Safety, Ethics, and Clinical Caution
A recurring theme is that these substances are not recreational tools in this framework.
Important cautions
- Psychedelics can be powerful and destabilizing if used casually.
- Dr. Williams strongly argues they should be used only:
- in strict medical settings
- with screening
- under professional supervision
- He emphasizes that the goal is to treat severe psychiatric illness, not to normalize recreational use.
Main Takeaways
- Depression may be best understood as a reversible circuit disorder, not a lifelong chemical deficiency.
- TMS and accelerated neuromodulation can produce rapid, sometimes dramatic improvement in severe depression.
- Psilocybin and MDMA show meaningful promise for depression and PTSD, especially in supervised clinical contexts.
- The biggest breakthrough may be conceptual: psychiatry can move toward precision circuit repair rather than symptom management alone.
- These tools have potential to help people feel not just “less depressed,” but genuinely restored.
Practical Implications
For patients and clinicians
- Severe, treatment-resistant depression is no longer a hopeless category.
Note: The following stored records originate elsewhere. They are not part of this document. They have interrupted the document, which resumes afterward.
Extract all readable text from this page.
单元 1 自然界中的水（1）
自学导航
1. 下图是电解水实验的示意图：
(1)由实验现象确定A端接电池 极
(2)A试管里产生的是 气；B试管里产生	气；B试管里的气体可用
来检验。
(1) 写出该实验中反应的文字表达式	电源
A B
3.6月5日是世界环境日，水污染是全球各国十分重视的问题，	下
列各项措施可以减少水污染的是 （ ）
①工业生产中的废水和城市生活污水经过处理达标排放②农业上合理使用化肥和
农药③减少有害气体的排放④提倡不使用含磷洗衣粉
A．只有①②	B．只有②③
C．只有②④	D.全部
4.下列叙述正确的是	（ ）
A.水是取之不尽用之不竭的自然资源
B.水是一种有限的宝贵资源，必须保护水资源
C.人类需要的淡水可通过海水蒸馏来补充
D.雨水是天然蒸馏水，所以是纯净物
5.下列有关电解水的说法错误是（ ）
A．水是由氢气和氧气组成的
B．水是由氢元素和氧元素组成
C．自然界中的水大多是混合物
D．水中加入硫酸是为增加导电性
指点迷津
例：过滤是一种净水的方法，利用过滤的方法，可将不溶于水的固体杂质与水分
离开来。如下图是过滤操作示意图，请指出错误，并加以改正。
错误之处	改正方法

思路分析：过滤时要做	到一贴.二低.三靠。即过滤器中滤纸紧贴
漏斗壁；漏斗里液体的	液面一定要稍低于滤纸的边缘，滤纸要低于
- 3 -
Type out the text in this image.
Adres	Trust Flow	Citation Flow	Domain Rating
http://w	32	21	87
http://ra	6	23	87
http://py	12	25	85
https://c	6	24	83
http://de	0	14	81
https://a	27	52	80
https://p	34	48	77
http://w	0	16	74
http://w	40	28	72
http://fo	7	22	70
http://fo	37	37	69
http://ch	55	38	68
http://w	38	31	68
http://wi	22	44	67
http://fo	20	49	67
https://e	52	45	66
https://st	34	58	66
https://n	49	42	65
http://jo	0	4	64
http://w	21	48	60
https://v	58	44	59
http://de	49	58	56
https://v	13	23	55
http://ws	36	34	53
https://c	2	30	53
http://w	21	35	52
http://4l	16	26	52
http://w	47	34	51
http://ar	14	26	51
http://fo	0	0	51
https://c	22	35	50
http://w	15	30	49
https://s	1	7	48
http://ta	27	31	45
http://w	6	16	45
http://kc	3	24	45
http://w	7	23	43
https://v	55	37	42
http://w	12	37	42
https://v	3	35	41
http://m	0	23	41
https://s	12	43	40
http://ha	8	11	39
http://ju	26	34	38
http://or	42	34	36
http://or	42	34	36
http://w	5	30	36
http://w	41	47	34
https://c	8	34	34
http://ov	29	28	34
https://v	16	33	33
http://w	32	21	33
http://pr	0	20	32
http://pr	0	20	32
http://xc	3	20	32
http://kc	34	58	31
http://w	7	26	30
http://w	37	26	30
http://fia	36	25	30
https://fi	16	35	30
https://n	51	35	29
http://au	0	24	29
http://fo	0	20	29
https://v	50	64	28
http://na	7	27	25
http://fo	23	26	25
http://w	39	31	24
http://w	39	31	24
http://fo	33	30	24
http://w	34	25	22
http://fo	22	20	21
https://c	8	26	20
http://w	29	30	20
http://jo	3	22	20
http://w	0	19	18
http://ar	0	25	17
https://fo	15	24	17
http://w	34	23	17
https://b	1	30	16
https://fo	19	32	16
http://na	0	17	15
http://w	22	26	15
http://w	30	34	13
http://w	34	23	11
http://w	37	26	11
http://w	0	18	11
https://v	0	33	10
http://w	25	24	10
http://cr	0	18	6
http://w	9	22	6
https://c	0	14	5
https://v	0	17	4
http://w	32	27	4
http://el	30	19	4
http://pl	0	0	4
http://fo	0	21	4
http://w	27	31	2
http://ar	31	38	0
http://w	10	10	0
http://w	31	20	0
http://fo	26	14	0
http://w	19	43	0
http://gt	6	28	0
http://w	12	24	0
- New interventions may work quickly, especially when standard antidepressants have failed.
- Any psychedelic treatment should be approached as a medical intervention, not a self-experiment.
For the future of psychiatry
- The field is moving toward identifying which brain circuits are dysregulated in each condition.
- Treatments can then be designed to recalibrate those circuits directly.
- This may eventually make durable recovery from depression and PTSD much more achievable.